Abstract #5510: Molecular mechanism of tamoxifen therapy for cholangiocarcinoma

AACR Annual Meeting-- Apr 18-22, 2009; Denver, CO Cholangiocarcinoma is a highly lethal tumor with limited therapeutic options. We have reported that tamoxifen (TMX), as a calmodulin (CaM) antagonist, induces apoptosis in cholangiocarcinoma cells. Here, we have determined the effects of TMX on tumorigenesis and the molecular mechanisms of TMX-induced apoptosis. A nude mouse xenograft model was used to characterize cholangiocarcinoma tumorigenesis with SK-ChA-1 cells. Intra-peritoneal or intra-tumoral injection of TMX did not affect mouse survival, but decreased cholangiocarcinoma tumorigenesis by 39% and 82% compared to PBS-injected control groups (n=10 mice in each group).

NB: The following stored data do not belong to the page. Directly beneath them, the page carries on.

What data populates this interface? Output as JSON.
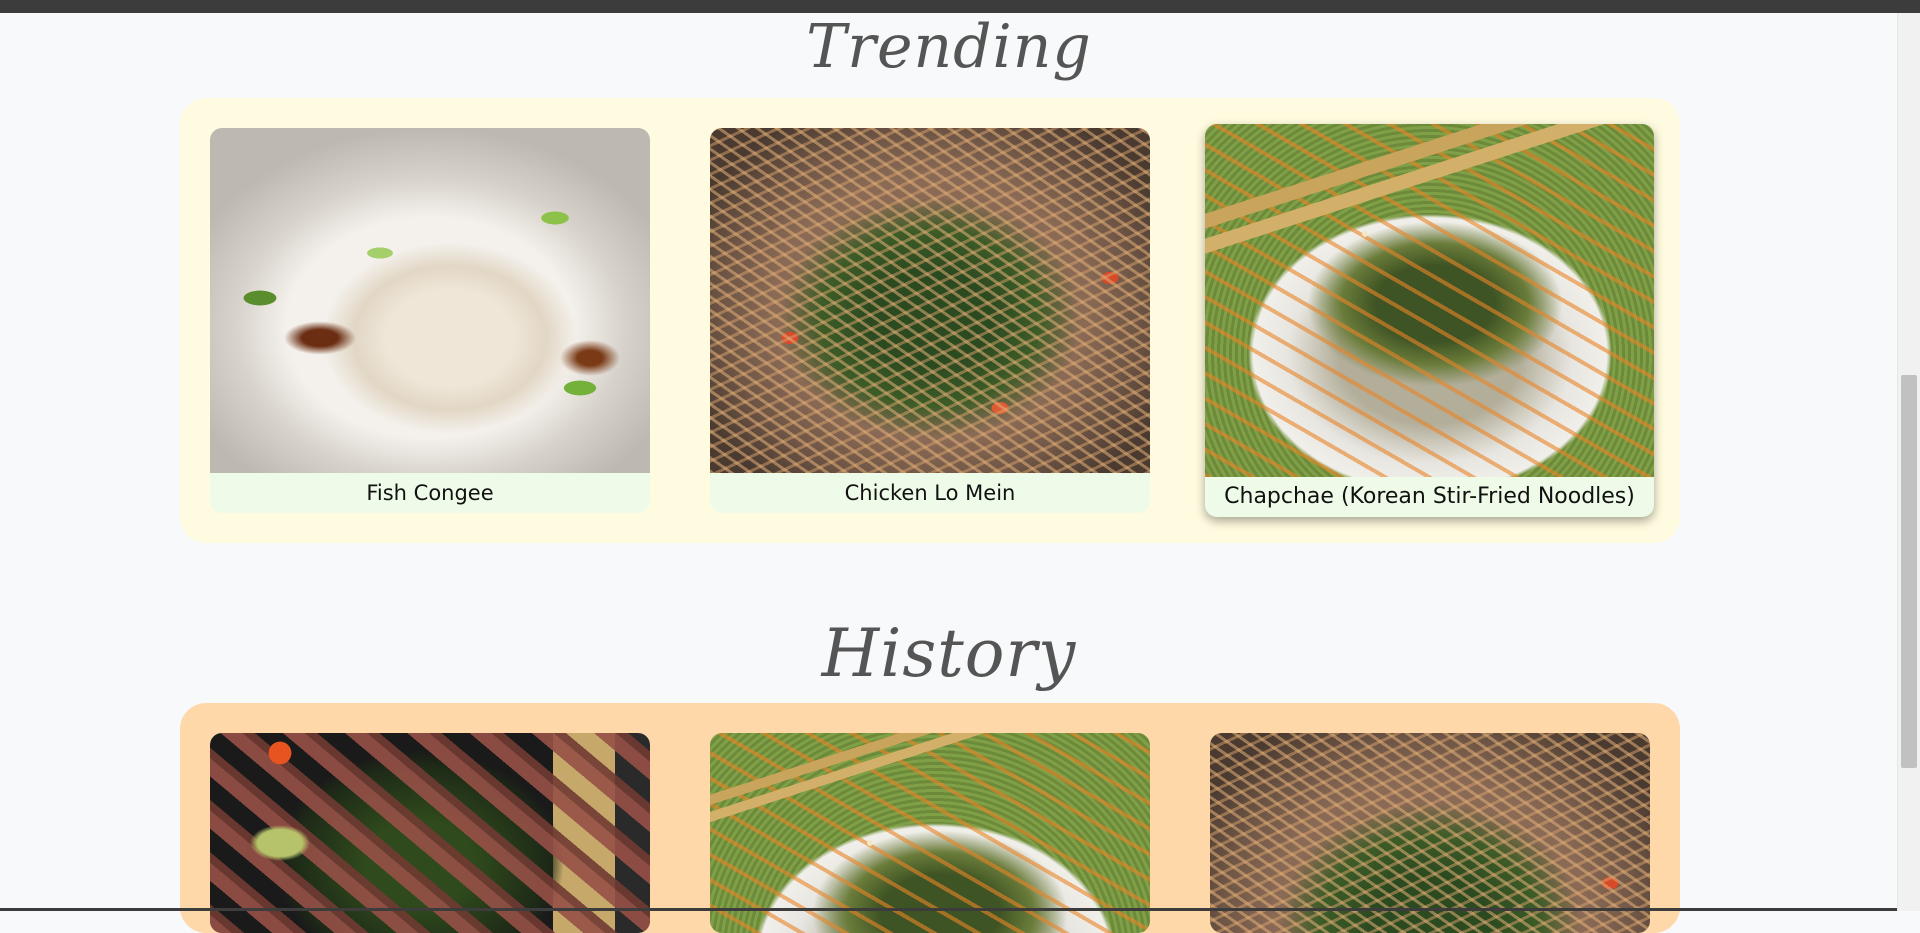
{
  "trending": {
    "title": "Trending",
    "cards": [
      {
        "name": "Fish Congee"
      },
      {
        "name": "Chicken Lo Mein"
      },
      {
        "name": "Chapchae (Korean Stir-Fried Noodles)"
      }
    ]
  },
  "history": {
    "title": "History"
  },
  "colors": {
    "page_background": "#f8f9fa",
    "trending_panel": "#fffbe0",
    "history_panel": "#ffd8aa",
    "card_caption_bg": "#eefbe8",
    "title_text": "#555555"
  }
}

Phosphorylated AKT (pAKT) was demonstrated in all non-treated tumors, but was absent in all TMX-treated tumors. In cholangiocarcinoma xenograft cells, TMX consistently inhibited pAKT and the expression of FLICE-like inhibitory protein (FLIP). TMX activated caspase-8 and -10, and their respective inhibitors partially blocked TMX-induced apoptosis in cholangiocarcinoma cells. Lentiviruse-mediated overexpression of FLIP in cholangiocarcinoma cells inhibited TMX-induced apoptosis and enhanced tumorigenesis of cholangiocarcinoma cells in nude mice. The role of FLIP on cell survival and TMX-induced apoptosis was confirmed with two additional cholangiocarcinoma cell lines, MZ-ChA-1 and HuCCT-1. Deletion of the CaM binding domain on FLIP restored the sensitivity of cholangiocarcinoma cells to TMX and inhibited tumorigenesis, suggesting CaM/FLIP binding is critical for FLIP-mediated cell survival. In summary, TMX inhibits cholangiocarcinoma tumorigenesis in nude mice. TMX-induced apoptosis is partially dependent on caspases, and associated with inhibition of pAKT and expression of FLIP. CaM-FLIP binding appears to be important in FLIP mediated resistance to TMX. These studies support that TMX may be used as therapy for cholangiocarcinoma and possibly other malignancies, in which the CaM targets, AKT and FLIP play important roles in tumor pathogenesis. Citation Information: In: Proc Am Assoc Cancer Res; 2009 Apr 18-22; Denver, CO. Philadelphia (PA): AACR; 2009. Abstract nr 5510.